Here is the code for comparing the different method using an analytical Doppler signal:

```
using SignalAnalysis
using SignalAnalysis.Units: kHz, s
using ContinuousWavelets
using DSP: pow2db
using Wavelets: testfunction
using PyPlot
n = 2048
fs = 1000.
t = range(0, n / fs, length=n) # 1kHz sampling rate
f = testfunction(n, "Doppler")
x = signal(f, fs)
fig, axs = plt.subplots(5,1; figsize=(8,10), constrained_layout=true, sharex=true)
axs[1].plot(t, x, label="Doppler")
# STFT
y = tfd(x, Spectrogram(nfft=2^6, noverlap=2^5, window=hamming))
vmin, vmax = extrema(y.power)
if vmax / vmin > 1e4
vmin = vmax / 1e4
end
axs[2].pcolormesh(y.time, y.freq, y.power;
norm=matplotlib.colors.LogNorm(;vmin, vmax),
cmap=matplotlib.cm.inferno)
c = wavelet(Morlet(π), β=2)
res = ContinuousWavelets.cwt(x, c)
res = abs.(res.^2)
freqs = getMeanFreq(ContinuousWavelets.computeWavelets(size(res,1), c)[1])
freqs[1] = 0
vmax = maximum(res)
vmin = vmax / 1e4
axs[3].pcolormesh(t, freqs, res';
norm=matplotlib.colors.LogNorm(;vmin, vmax),
cmap=matplotlib.cm.inferno)
# WVD
y = tfd(x, Wigner())
@. y.power = abs(y.power)
vmax = maximum(y.power)
vmin = vmax / 1e4
axs[4].pcolormesh(y.time, y.freq, y.power;
norm=matplotlib.colors.LogNorm(;vmin, vmax),
cmap=matplotlib.cm.inferno)
# SPWVD
y = tfd(x, Wigner(nfft=2^8, smooth=10, method=:CM1980, window=hamming))
@. y.power = abs(y.power)
#[y.power[i] = eps() for i in eachindex(y.power) if y.power[i] == 0]
vmax = maximum(y.power)
vmin = vmax / 1e4
axs[5].pcolormesh(y.time, y.freq, y.power;
norm=matplotlib.colors.LogNorm(;vmin, vmax),
cmap=matplotlib.cm.inferno)
titles = ("Signal", "STFT", "CWT", "WVD", "SPWVD")
ylabels = ("frequency [Hz]", "frequency [Hz]", "frequency [Hz]", "frequency [Hz]")
for (i, ax) in enumerate(axs)
ax.set_title(titles[i], fontsize="large")
i != 1 && ax.set_ylabel(ylabels[i-1], fontsize="large")
i == 1 && ax.legend(loc="upper right")
ax.xaxis.set_minor_locator(matplotlib.ticker.AutoMinorLocator())
ax.yaxis.set_minor_locator(matplotlib.ticker.AutoMinorLocator())
end
axs[end].set_xlabel("time [s]", fontsize="large")
```

Notes:

- Many plot recipes automatically convert power to decibel.

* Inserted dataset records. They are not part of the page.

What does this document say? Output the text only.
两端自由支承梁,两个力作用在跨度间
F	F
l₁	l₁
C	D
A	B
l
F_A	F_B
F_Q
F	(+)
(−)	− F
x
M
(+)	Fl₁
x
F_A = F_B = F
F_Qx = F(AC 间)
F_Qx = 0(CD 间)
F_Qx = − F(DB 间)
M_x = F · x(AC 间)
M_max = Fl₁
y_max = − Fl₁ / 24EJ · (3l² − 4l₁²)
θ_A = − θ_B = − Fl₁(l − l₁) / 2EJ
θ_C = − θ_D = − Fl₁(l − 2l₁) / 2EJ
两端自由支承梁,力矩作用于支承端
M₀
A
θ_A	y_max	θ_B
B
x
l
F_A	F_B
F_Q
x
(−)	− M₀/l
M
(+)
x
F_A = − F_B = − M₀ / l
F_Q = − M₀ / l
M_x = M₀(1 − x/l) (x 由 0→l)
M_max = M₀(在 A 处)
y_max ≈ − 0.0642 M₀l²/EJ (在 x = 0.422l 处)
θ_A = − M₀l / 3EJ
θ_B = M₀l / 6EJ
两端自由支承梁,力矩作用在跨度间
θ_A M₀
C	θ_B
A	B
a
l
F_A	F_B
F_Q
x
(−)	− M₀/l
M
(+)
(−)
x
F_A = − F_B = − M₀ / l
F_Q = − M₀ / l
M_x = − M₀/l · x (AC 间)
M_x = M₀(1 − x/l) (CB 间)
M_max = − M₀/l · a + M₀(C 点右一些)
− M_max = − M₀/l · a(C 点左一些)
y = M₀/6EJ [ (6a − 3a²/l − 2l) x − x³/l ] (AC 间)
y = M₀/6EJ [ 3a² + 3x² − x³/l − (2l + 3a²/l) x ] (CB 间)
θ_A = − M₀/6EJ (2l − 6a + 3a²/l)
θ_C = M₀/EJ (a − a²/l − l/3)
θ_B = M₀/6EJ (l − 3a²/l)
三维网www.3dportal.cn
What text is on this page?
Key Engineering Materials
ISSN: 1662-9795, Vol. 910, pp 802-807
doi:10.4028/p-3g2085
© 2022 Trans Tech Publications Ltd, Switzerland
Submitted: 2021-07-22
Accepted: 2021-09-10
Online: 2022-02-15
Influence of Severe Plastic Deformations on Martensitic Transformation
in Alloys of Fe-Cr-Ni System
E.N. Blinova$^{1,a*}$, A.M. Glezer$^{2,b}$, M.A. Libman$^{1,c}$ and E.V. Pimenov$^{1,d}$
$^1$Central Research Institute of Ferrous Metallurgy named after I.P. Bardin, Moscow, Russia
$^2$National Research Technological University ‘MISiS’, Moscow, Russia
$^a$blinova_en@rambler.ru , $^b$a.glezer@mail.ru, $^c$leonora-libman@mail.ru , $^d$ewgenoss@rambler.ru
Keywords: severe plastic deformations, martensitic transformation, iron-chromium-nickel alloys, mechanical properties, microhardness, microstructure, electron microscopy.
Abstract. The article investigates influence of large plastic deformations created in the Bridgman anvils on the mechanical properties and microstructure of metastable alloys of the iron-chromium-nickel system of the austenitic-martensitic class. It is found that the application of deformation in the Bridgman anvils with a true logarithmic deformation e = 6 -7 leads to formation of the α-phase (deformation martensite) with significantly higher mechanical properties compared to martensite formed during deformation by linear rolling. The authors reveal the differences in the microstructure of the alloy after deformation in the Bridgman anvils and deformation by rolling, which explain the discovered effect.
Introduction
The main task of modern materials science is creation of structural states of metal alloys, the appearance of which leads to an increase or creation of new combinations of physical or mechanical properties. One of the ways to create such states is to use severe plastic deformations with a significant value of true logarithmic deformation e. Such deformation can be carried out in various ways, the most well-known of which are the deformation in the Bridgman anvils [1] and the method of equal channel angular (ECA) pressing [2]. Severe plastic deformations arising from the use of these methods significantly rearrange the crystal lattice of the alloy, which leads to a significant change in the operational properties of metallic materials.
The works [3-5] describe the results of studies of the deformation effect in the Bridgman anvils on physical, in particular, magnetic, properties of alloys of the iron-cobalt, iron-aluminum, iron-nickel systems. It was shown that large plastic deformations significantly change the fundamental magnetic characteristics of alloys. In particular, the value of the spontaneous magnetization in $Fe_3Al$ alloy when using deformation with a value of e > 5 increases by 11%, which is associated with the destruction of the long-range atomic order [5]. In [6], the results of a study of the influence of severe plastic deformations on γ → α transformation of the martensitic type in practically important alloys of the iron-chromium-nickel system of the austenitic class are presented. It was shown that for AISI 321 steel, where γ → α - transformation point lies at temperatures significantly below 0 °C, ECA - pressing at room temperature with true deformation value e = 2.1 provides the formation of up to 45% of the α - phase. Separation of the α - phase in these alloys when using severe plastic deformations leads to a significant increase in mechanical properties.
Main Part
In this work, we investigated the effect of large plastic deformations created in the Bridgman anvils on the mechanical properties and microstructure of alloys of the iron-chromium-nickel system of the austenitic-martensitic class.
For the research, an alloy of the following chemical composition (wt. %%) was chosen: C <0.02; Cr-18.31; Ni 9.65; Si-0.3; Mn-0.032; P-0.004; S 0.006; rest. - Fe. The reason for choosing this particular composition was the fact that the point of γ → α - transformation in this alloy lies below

In MATLAB/Julia DSP, this is done via
`pow2db`

. However in many scientific domains people prefer powers, which is shown in the code above. - The choice of colormap range usually requires some tweaks. Practically we can first choose the maximum value and let the minimum value be a function of the maximum so as to avoid extremely large scale differences and highlight the peaks.
- The continuous wavelet transform package in Julia is not mature. Many parameters in SignalAnalysis.jl are not documented.